Wines are rated on a 100-point scale. Wines are chosen for review because they represent outstanding quality or value.
Starborough 2009 Sauvignon Blanc, Marlborough, New Zealand ($15) -- Starborough is as reliably Marlborough in taste and style as any Kiwi Sauvignon you will find. With aromas of passion fruit and pungent citrus, it fits the classic Marlborough profile. Easy to quaff and a good match with steamed or raw shellfish, it's an attractively priced, versatile white for any occasion. Rating: 88.
La Follette 2008 Chardonnay, Sangiacomo Vineyard, Sonoma Coast ($30) -- This Chassagne-Montrachet style California Chardonnay is a lovely package for the price. It delivers plenty of ripe fruit and richness without sacrificing the acidity and minerality that separate outstanding Chardonnay from those that are merely good. This vintage is fairly toasty, but the wood notes enhance rather than overwhelm this spicy, exotic Chardonnay from one of California's top hands with this grape. Rating: 94.
Flora Springs 2009 Sauvignon Blanc, Soliloquy Vineyard, Oakville ($20) -- Flora Springs has long produced a stellar Napa Valley Sauvignon Blanc under the proprietary name Soliloquy. There was also some level of confusion in the marketplace, however, about what in fact Soliloquy was. More importantly, what was in it. No more. The wine is now clearly labeled Sauvignon Blanc, albeit from Flora Springs' Soliloquy vineyard parcel in Oakville. The wine is stylistically a bit different as well, showing an intriguing combination of flinty minerality with a subtle richness that develops mid-palate. The aromas are a complex array of citrus fruits, such as grapefruit, and stone fruits, such as white peach. The 2009 is truly delicious and beguiling. Rating: 93.
La Crema 2008 Chardonnay, Los Carneros ($30) -- La Crema is something of a Chardonnay specialist, consistently producing excellent wines from this grape grown in various California appellations. The '08 Los Carneros Chard is a good example of the winemaker's deft touch with this grape. Although this wine has a robust alcohol by volume of 14.5 percent, the delicate aromas of lemon oil and spice shine, and the wine is creamy and mouth-filling without being too hot or too heavy. It's big enough, though, that it needs a rich pasta dish or an oily grilled fish to show its best. Rating: 91.

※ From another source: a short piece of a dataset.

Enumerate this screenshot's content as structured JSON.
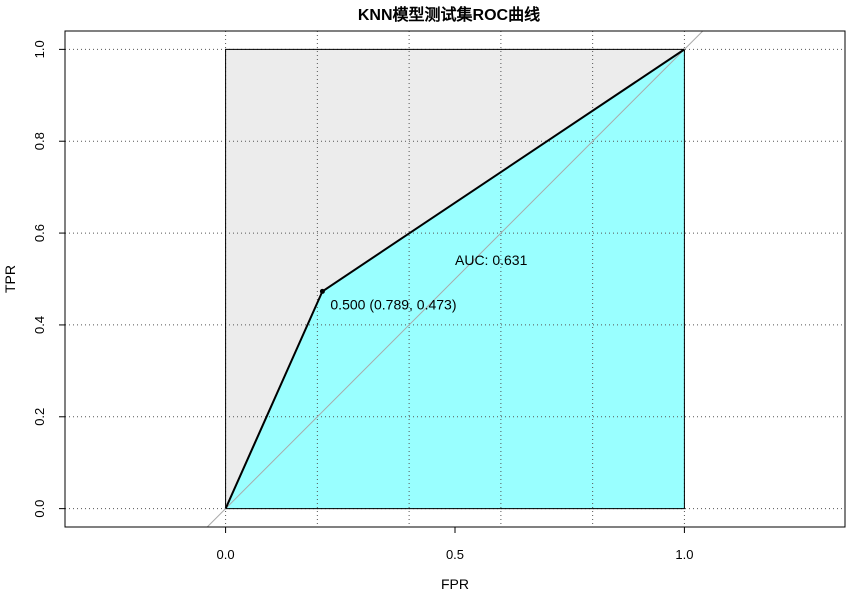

Flora Springs 2009 'Barrel Fermented' Chardonnay, Napa Valley ($30) -- This wine has always defied the conventional wisdom that the heart of the Napa Valley is too warm for Chardonnay. Much of the fruit for this wine had always been sourced from vineyards around Oakville and Rutherford, and in the 20-plus years I've been tasting it, there's never been a miss or anything close. The '09 is a beautifully balanced Chardonnay that exhibits aromas of pear and baked apple, spice, and a whisper of lemon oil that no doubt owes its presence to the wine's other vineyard sources in the cool Carneros district of the Napa Valley. Rating: 91.
Clayhouse 2009 Grenache Blanc, Paso Robles ($23) -- The Paso region struggles mightily with white grape varieties other than those whose origins are in the Rhone Valley of France. The Clayhouse Grenache Blanc is an excellent example of the sort of grape that works. It doesn't have to be overly ripe to be interesting, and at 13 percent alcohol, you might say it is on the lean side for a California white, especially from Paso Robles. This wine is clean and fresh, showing aromas of peach and citrus. I highly recommend it for patio quaffing in summer, but I would not hesitate to serve it with savory appetizers, either. Rating: 88.